Opera,  Reviews

La finta giardiniera, Glyndebourne Festival Opera

Ramiro and Arminda La finta giardiniera image Tristram KentonThe title of the opera provides the essence of Frederic Wake-Walker’s staging. Finta – pretend, fake – and giardiniera – gardener – are key elements in a show where Arcadian bliss is not even glimpsed until the counterfeit facade of 18th century manners and deceit has quite literally crumbled away. Wake-Walker and his designer Antony McDonald keep the garden of delights out of sight and out of mind throughout the long – very long – exposition of 18-year-old Mozart’s fledgling opera. Locked doors and shutters keep the air and light from airing their fading interiors. Plaster falls from the ceilings at the slightest movement, characters are frozen in highly choreographed poses or rendered limp and impassive like puppets. In Mozart’s and the director’s view they are puppets in a cruel game of elusive love and disappointment and for once it is not the director but the opera, the composer and the librettist, who gently lampoon the opera seria form with its protracted arias and anarchic ensembles where everyone noisily bemoans their lot at one and the same time. The metaphors are heavy-handed but the director’s sleight of hand is a delight. The show dances. This is a better, far better, production than the opera deserves. I’m not quite sure why Glyndebourne – apart from being a Mozart house of great repute – chose to revive it.

Of course, Mozart is Mozart and throughout the opera’s unwarranted length (there are at least four false endings) we glimpse the wonder of things to come – a splendid aria for Don Anchise (Wolfgang Ablinger-Sperrhacke) where the character himself provides commentary on the darkening hue of the music – key changes, orchestration, and the like – whilst actively resisting the mounting despair. This is parody of the genre at its most sophisticated but even a Mozart of 18 years was not yet ready to carry the ambition of his ideas forward. The mature genius of Handel might be able to vary colour and sustain interest through aria upon aria but here there is a sameness and uniformity of tone that yields only to those numbers where the magic descends and the flowering of inspiration provides blooms like the celebrated aria of cooing turtle doves for Sandrina – the captivating Christiane Karg – where undulating strings freshen the stale air and we’ve suddenly a premonition of Figaro‘s Countess raising the level of enchantment. There’s also a marvelous aria for Ramiro – the mezzo trouser role beautifully taken by Rachel Frenkel – in act two where competent juvenilia is again elevated into something more.

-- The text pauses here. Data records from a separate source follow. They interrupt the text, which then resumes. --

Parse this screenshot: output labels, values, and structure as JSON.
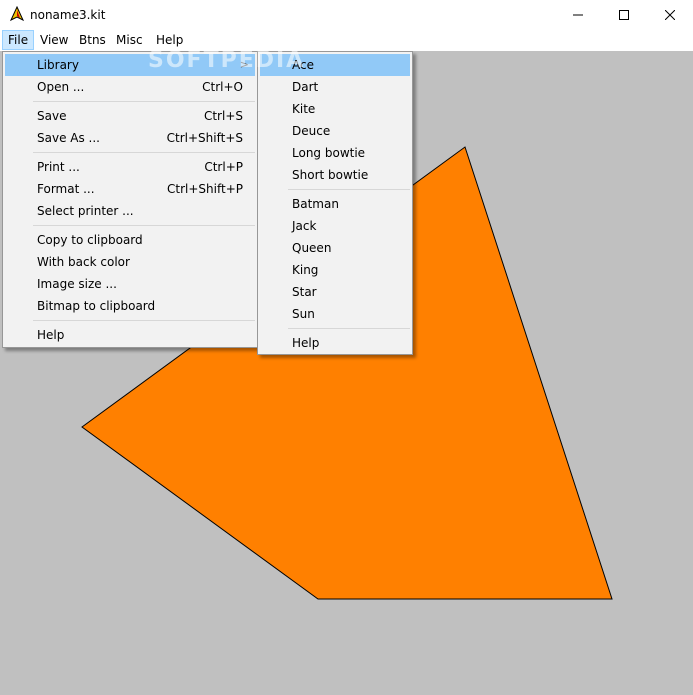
{
  "window": {
    "title": "noname3.kit",
    "controls": {
      "minimize": "—",
      "maximize": "☐",
      "close": "✕"
    }
  },
  "menubar": {
    "items": [
      "File",
      "View",
      "Btns",
      "Misc",
      "Help"
    ],
    "active": "File"
  },
  "file_menu": {
    "items": [
      {
        "label": "Library",
        "shortcut": "",
        "submenu": true
      },
      {
        "label": "Open ...",
        "shortcut": "Ctrl+O"
      },
      {
        "label": "Save",
        "shortcut": "Ctrl+S"
      },
      {
        "label": "Save As ...",
        "shortcut": "Ctrl+Shift+S"
      },
      {
        "label": "Print ...",
        "shortcut": "Ctrl+P"
      },
      {
        "label": "Format ...",
        "shortcut": "Ctrl+Shift+P"
      },
      {
        "label": "Select printer ...",
        "shortcut": ""
      },
      {
        "label": "Copy to clipboard",
        "shortcut": ""
      },
      {
        "label": "With back color",
        "shortcut": ""
      },
      {
        "label": "Image size ...",
        "shortcut": ""
      },
      {
        "label": "Bitmap to clipboard",
        "shortcut": ""
      },
      {
        "label": "Help",
        "shortcut": ""
      }
    ]
  },
  "library_menu": {
    "items": [
      "Ace",
      "Dart",
      "Kite",
      "Deuce",
      "Long bowtie",
      "Short bowtie",
      "Batman",
      "Jack",
      "Queen",
      "King",
      "Star",
      "Sun",
      "Help"
    ],
    "highlighted": "Ace"
  },
  "watermark": "SOFTPEDIA",
  "colors": {
    "canvas_bg": "#c0c0c0",
    "kite_fill": "#ff8000",
    "menu_highlight": "#91c9f7"
  }
}
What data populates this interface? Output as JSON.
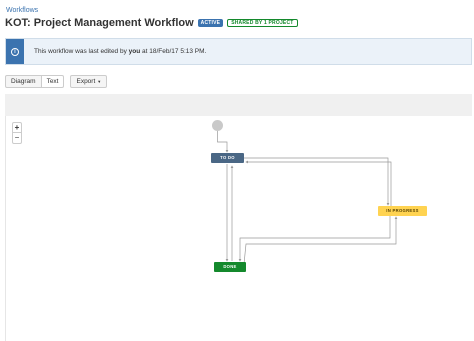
{
  "breadcrumb": {
    "label": "Workflows"
  },
  "header": {
    "title": "KOT: Project Management Workflow",
    "status_lozenge": "ACTIVE",
    "shared_lozenge": "SHARED BY 1 PROJECT"
  },
  "info_banner": {
    "prefix": "This workflow was last edited by ",
    "user": "you",
    "suffix": " at 18/Feb/17 5:13 PM."
  },
  "toolbar": {
    "view_diagram": "Diagram",
    "view_text": "Text",
    "export_label": "Export"
  },
  "zoom": {
    "in": "+",
    "out": "−"
  },
  "workflow": {
    "statuses": [
      {
        "label": "TO DO",
        "color": "#4a6785"
      },
      {
        "label": "IN PROGRESS",
        "color": "#ffd351"
      },
      {
        "label": "DONE",
        "color": "#14892c"
      }
    ]
  },
  "colors": {
    "accent": "#3b73af",
    "banner_bg": "#ebf2f9",
    "done": "#14892c"
  }
}
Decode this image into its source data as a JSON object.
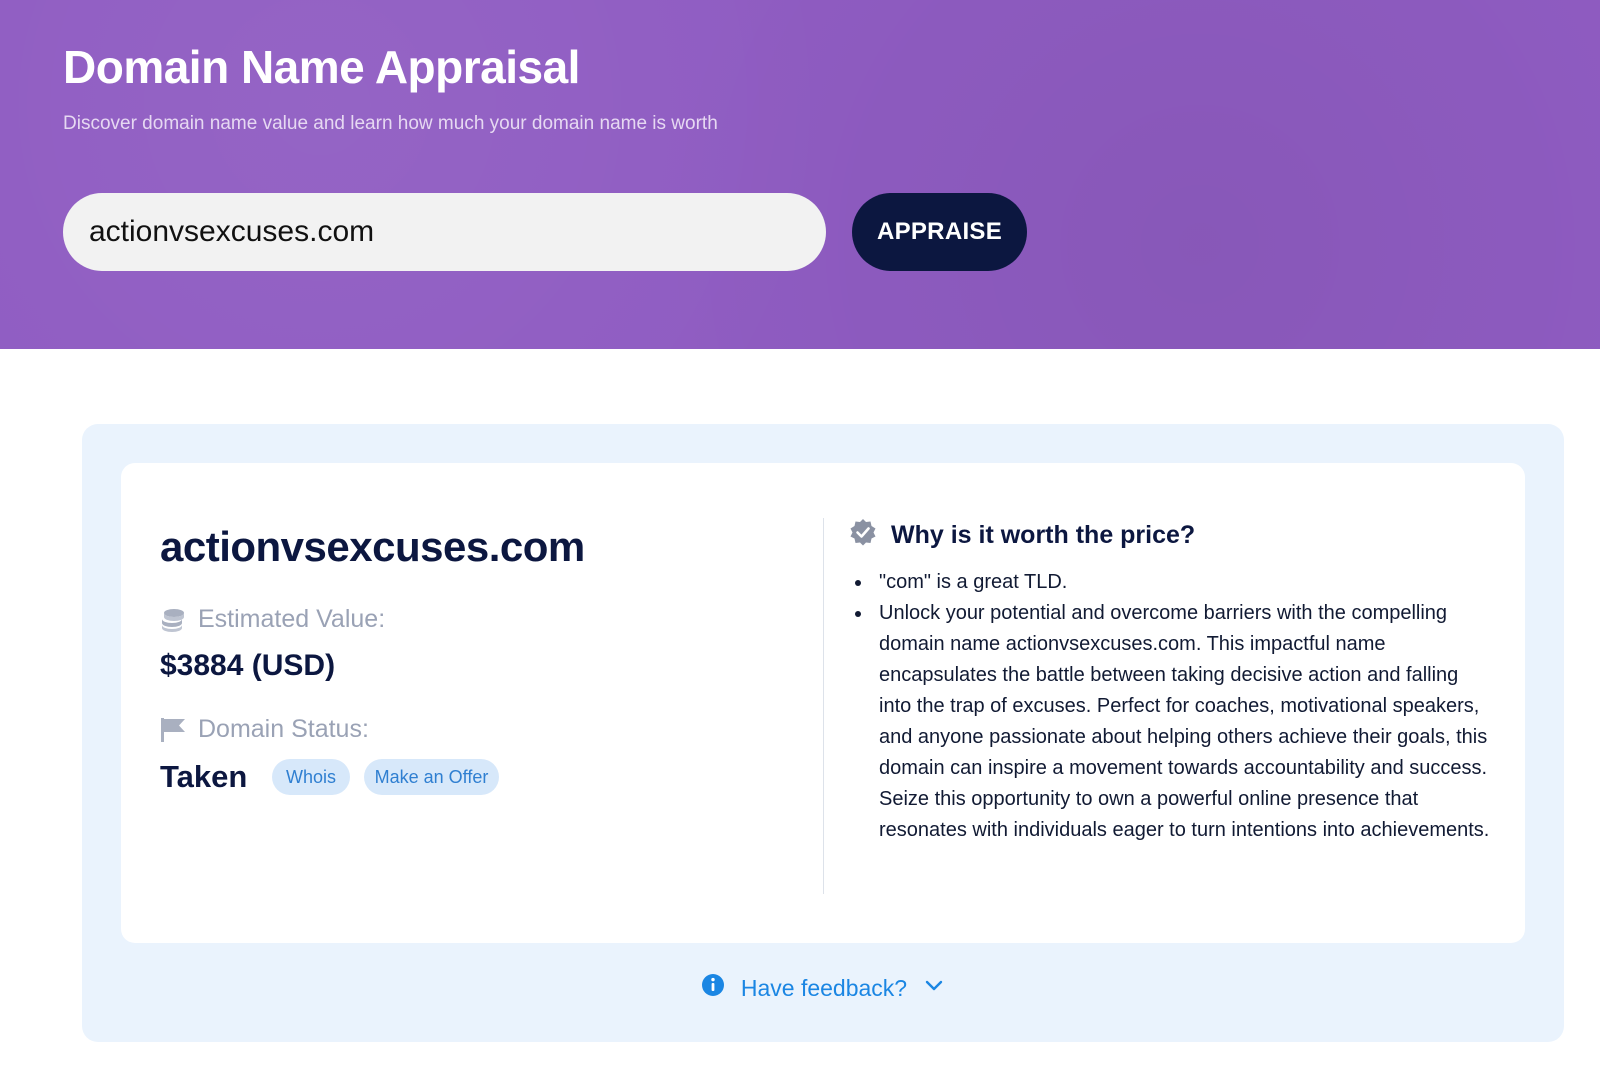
{
  "hero": {
    "title": "Domain Name Appraisal",
    "subtitle": "Discover domain name value and learn how much your domain name is worth",
    "search_value": "actionvsexcuses.com",
    "appraise_label": "APPRAISE"
  },
  "result": {
    "domain": "actionvsexcuses.com",
    "estimated_label": "Estimated Value:",
    "estimated_value": "$3884 (USD)",
    "status_label": "Domain Status:",
    "status_value": "Taken",
    "whois_label": "Whois",
    "offer_label": "Make an Offer",
    "why_heading": "Why is it worth the price?",
    "reasons": [
      "\"com\" is a great TLD.",
      "Unlock your potential and overcome barriers with the compelling domain name actionvsexcuses.com. This impactful name encapsulates the battle between taking decisive action and falling into the trap of excuses. Perfect for coaches, motivational speakers, and anyone passionate about helping others achieve their goals, this domain can inspire a movement towards accountability and success. Seize this opportunity to own a powerful online presence that resonates with individuals eager to turn intentions into achievements."
    ]
  },
  "feedback": {
    "label": "Have feedback?"
  },
  "icons": {
    "estimated": "coins-icon",
    "status": "flag-icon",
    "why": "verified-badge-icon",
    "feedback": "info-icon",
    "feedback_toggle": "chevron-down-icon"
  },
  "colors": {
    "hero_bg": "#8f5cc2",
    "button_bg": "#0c1740",
    "panel_bg": "#eaf3fd",
    "pill_bg": "#d7e8fa",
    "link": "#1b86e3"
  }
}
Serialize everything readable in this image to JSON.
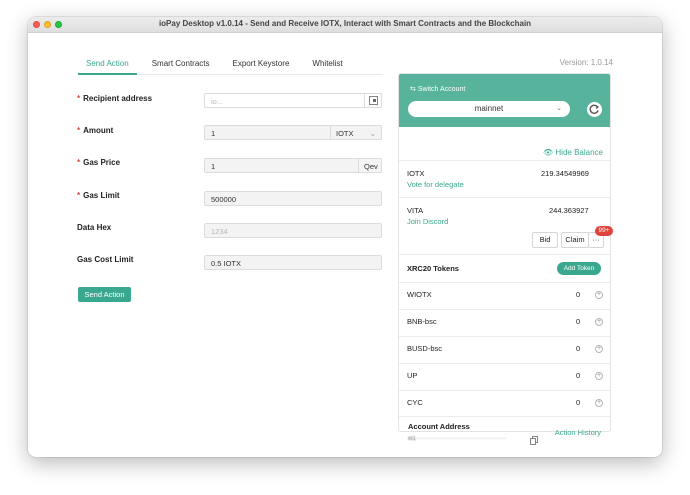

Act two really does test one’s patience and then some and whilst Robin Ticciati’s conducting attends to the charm and elegance well enough, eliciting some lovely playing from  the Orchestra of the Age of Enlightenment, I really wondered if he could have injected more pace into act two?

Still, plenty to enjoy in the staging: the perpetual dance of courtship and confusion, the undressing metaphor where clothes are peeled away like the skin of an onion (so many layers in 18th century attire!) but desire, like the undressing, is stopped short of nakedness. I liked, too, the way the set facade becomes paper thin and also ripe for stripping in act two. It’s only a matter of time before the superstructure of this outmoded operatic form collapses before our very eyes. The issue is how much time.